In his interview, Edward Snowden talked about how he believed in Obama and how his subsequent sense of disappointment (and betrayal?) contributed to his decision to leak documents to the media.   And maybe it is as simple as that – that when we no longer trust our government to respect our rights – including a right to privacy – we will do what we have to to expose government surveillance and wrongdoing.  When we have met the enemy, and he is, what else is a moral or ethical person to do? When normal whistleblower channels only tip the government so that they can try to prevent the leak, when the President issues directives about “insider threats” that would have people spying on each other and reporting each other instead of reporting government wrongdoing, what options are left?

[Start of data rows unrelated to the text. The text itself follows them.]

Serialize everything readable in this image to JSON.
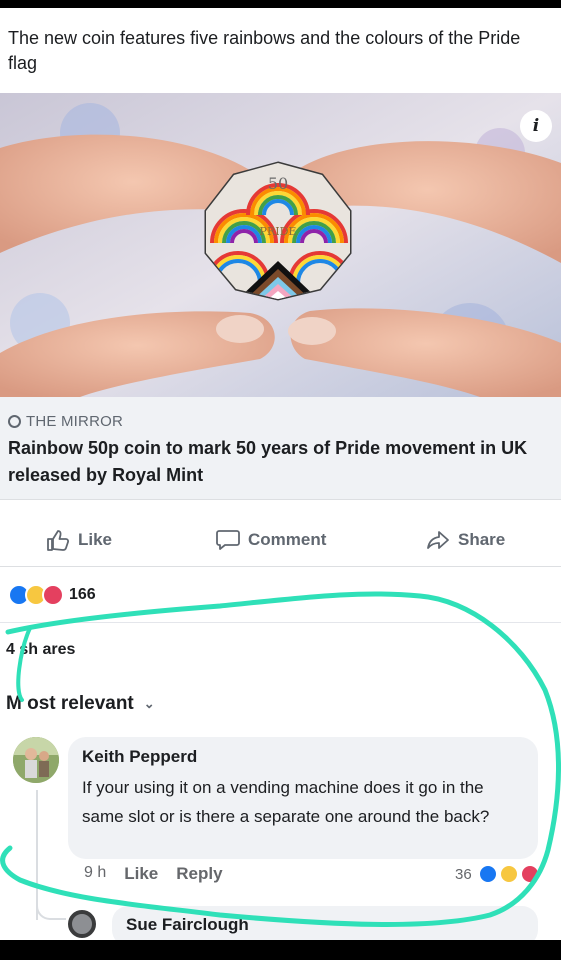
{
  "post": {
    "caption": "The new coin features five rainbows and the colours of the Pride flag"
  },
  "link": {
    "info_glyph": "i",
    "source": "THE MIRROR",
    "title": "Rainbow 50p coin to mark 50 years of Pride movement in UK released by Royal Mint",
    "coin_text": "PRIDE",
    "coin_value": "50"
  },
  "actions": {
    "like": "Like",
    "comment": "Comment",
    "share": "Share"
  },
  "stats": {
    "reaction_count": "166",
    "shares": "4 sh ares"
  },
  "comments": {
    "sort_label": "M ost relevant",
    "items": [
      {
        "author": "Keith Pepperd",
        "text": "If your using it on a vending machine does it go in the same slot or is there a separate one around the back?",
        "time": "9 h",
        "like_label": "Like",
        "reply_label": "Reply",
        "reaction_count": "36"
      }
    ],
    "reply_author": "Sue Fairclough"
  },
  "colors": {
    "accent": "#1877f2",
    "highlight_ink": "#2fe0b8",
    "text_secondary": "#606770"
  }
}
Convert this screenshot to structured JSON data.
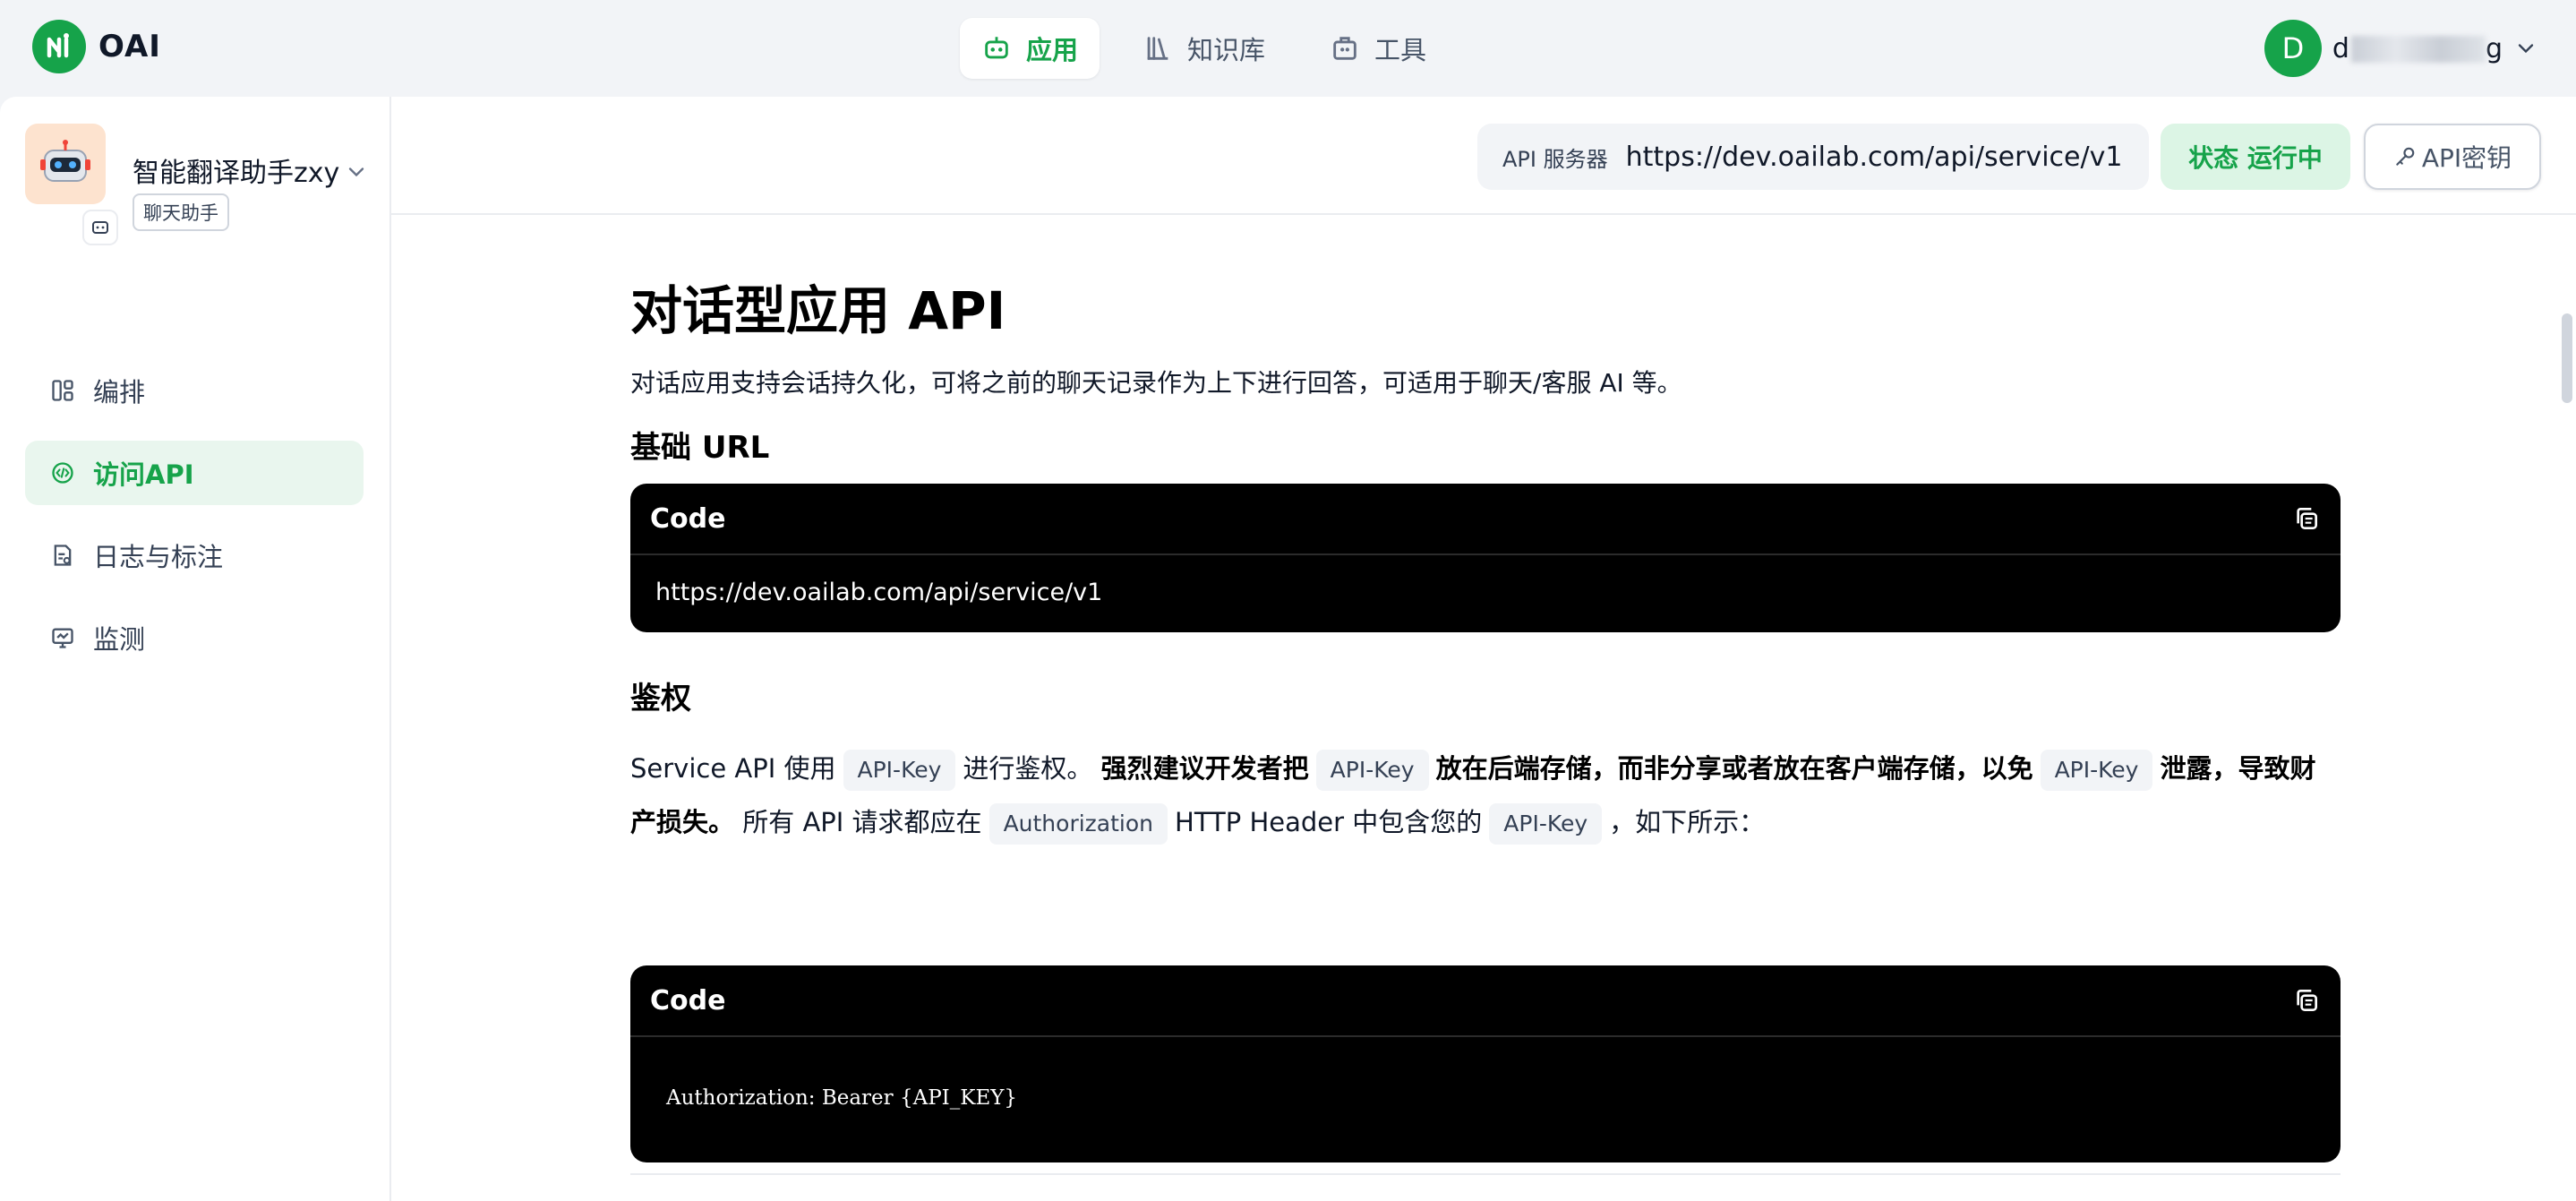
{
  "brand": {
    "name": "OAI",
    "accent": "#16a34a"
  },
  "nav": {
    "items": [
      {
        "label": "应用",
        "icon": "robot-icon",
        "active": true
      },
      {
        "label": "知识库",
        "icon": "books-icon",
        "active": false
      },
      {
        "label": "工具",
        "icon": "toolbox-icon",
        "active": false
      }
    ]
  },
  "user": {
    "initial": "D",
    "name_visible_start": "d",
    "name_visible_end": "g"
  },
  "app": {
    "name": "智能翻译助手zxy",
    "tag": "聊天助手"
  },
  "sidebar": {
    "items": [
      {
        "label": "编排",
        "icon": "layout-icon",
        "active": false
      },
      {
        "label": "访问API",
        "icon": "api-icon",
        "active": true
      },
      {
        "label": "日志与标注",
        "icon": "log-icon",
        "active": false
      },
      {
        "label": "监测",
        "icon": "monitor-icon",
        "active": false
      }
    ]
  },
  "header": {
    "api_server_label": "API 服务器",
    "api_server_url": "https://dev.oailab.com/api/service/v1",
    "status_label": "状态 运行中",
    "api_key_button": "API密钥"
  },
  "doc": {
    "title": "对话型应用 API",
    "intro": "对话应用支持会话持久化，可将之前的聊天记录作为上下进行回答，可适用于聊天/客服 AI 等。",
    "base_url_heading": "基础 URL",
    "base_url_code_label": "Code",
    "base_url_code": "https://dev.oailab.com/api/service/v1",
    "auth_heading": "鉴权",
    "auth_text": {
      "t1": "Service API 使用",
      "chip1": "API-Key",
      "t2": "进行鉴权。",
      "b1": "强烈建议开发者把",
      "chip2": "API-Key",
      "b2": "放在后端存储，而非分享或者放在客户端存储，以免",
      "chip3": "API-Key",
      "b3": "泄露，导致财产损失。",
      "t3": "所有 API 请求都应在",
      "chip4": "Authorization",
      "t4": "HTTP Header 中包含您的",
      "chip5": "API-Key",
      "t5": "，如下所示："
    },
    "auth_code_label": "Code",
    "auth_code": "Authorization: Bearer {API_KEY}"
  }
}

I believe the ultimate responsibility for the leaks falls back on government for (1) engaging in so much unnecessary privacy-busting surveillance, and (2) not being upfront and clear with the public about the programs.  It is the government’s secrecy and over-classification that has contributed, in large part, to the problem. The government’s secrecy, one could argue, has necessitated the leaks if democracy is to survive.  National security never, however, justifies trying to smear or destroy the reputation of journalists and publishers who are shining the light on government actions by publishing documents that have been leaked to them.

At this rate, we will need a National Sieve Administration to try to plug all the leaks, because although the government’s actions may have a chilling effect on some journalists or media outlets,  they will not be able to stop those whose conscience is stronger than fear of prosecution.

The tagline of this blog used to be this quote from Edward Abbey:  “A patriot must always be ready to defend his country against his government.” By that definition, Edward Snowden and other leakers are patriots, not traitors. Instead of prosecuting them under the Espionage Act, we should be prosecuting government officials who perjure themselves in Congressional oversight hearings or who lie to the public about government invasions of our civil liberties and privacy.

In the meantime, a new unclassified but “for official use only” CIA memo designed to cut down on leaks from within the CIA was quickly leaked to the Associated Press on Wednesday.